US Explains Who Is Barred From Visa-Free Travel Under Visa Waiver Programme

The US State Department has spelled out, in a formal list, exactly who loses visa-free travel rights under its Visa Waiver Programme (VWP).
Anyone from one of the 42 VWP countries who has visited North Korea, Iran, Iraq, Libya, Somalia, Sudan, Syria, Yemen, or (since 2021) Cuba, plus dual nationals of six flagged countries, must now apply for a regular US visa instead of using the fast-track ESTA system.
None of this is freshly written law. It comes from the Visa Waiver Program Improvement and Terrorist Travel Prevention Act of 2015, which has governed VWP eligibility for close to a decade. What’s changed is that the US has now put out a clear, updated list spelling out exactly who’s excluded and why, as first reported by TUKO.co.ke’s coverage of the policy list.

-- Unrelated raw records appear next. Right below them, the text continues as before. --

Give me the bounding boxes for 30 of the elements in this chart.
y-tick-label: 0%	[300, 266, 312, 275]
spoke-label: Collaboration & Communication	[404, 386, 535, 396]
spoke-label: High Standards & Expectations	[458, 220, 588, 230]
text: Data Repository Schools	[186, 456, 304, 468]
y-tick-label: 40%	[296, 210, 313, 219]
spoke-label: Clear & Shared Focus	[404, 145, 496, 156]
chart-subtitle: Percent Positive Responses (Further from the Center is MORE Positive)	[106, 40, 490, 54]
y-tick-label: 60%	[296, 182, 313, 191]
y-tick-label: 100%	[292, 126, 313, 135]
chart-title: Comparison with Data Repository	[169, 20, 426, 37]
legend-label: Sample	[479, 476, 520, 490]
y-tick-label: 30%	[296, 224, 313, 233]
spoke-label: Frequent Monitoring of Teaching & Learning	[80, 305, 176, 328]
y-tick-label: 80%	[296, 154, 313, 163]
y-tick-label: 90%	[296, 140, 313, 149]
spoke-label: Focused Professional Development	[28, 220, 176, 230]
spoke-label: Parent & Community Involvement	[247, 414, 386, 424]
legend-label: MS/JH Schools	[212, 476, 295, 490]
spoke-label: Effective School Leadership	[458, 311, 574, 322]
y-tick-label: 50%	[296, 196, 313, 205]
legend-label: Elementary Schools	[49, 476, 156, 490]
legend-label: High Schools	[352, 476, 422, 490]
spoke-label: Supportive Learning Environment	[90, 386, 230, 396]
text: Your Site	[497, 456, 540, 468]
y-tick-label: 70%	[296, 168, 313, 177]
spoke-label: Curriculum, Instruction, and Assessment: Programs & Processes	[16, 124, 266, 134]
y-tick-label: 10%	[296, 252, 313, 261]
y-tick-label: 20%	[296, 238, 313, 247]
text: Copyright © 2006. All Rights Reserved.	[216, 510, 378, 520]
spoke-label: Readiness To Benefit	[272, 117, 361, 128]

Who actually loses the fast lane
Three groups are affected:
- Anyone from a VWP country who has set foot in North Korea, Iran, Iraq, Libya, Somalia, Sudan, Syria, or Yemen on or after March 1, 2011.
- Anyone from a VWP country who has been in Cuba on or after January 12, 2021.
- Dual nationals: people who hold a VWP country’s passport alongside citizenship of Cuba, North Korea, Iran, Iraq, Sudan, or Syria. For this group, there’s no exception. It doesn’t matter which passport they show at the airport.
There’s a carve-out for the first two groups. Travel done in an official diplomatic or military capacity for a VWP government doesn’t count against you, according to the US Department of State’s official Visa Waiver Program page.
It’s not a ban. It’s a longer line.
Falling into one of these categories doesn’t mean you can’t go to the US. It means you skip the ESTA online system entirely and apply for a regular visitor (B) visa at a US embassy instead, interview and all. Consular officers can sometimes fast-track that interview for genuine emergencies: a death in the family, a medical crisis, a school start date that can’t wait.
Kenya isn’t a VWP country, so Kenyan passport holders already go through the regular US visa process regardless of this list. Where it does bite is for Kenyans who also hold citizenship in one of the 42 VWP countries, say a Kenyan-German or Kenyan-British dual national, especially if they’ve also got ties to one of the flagged states.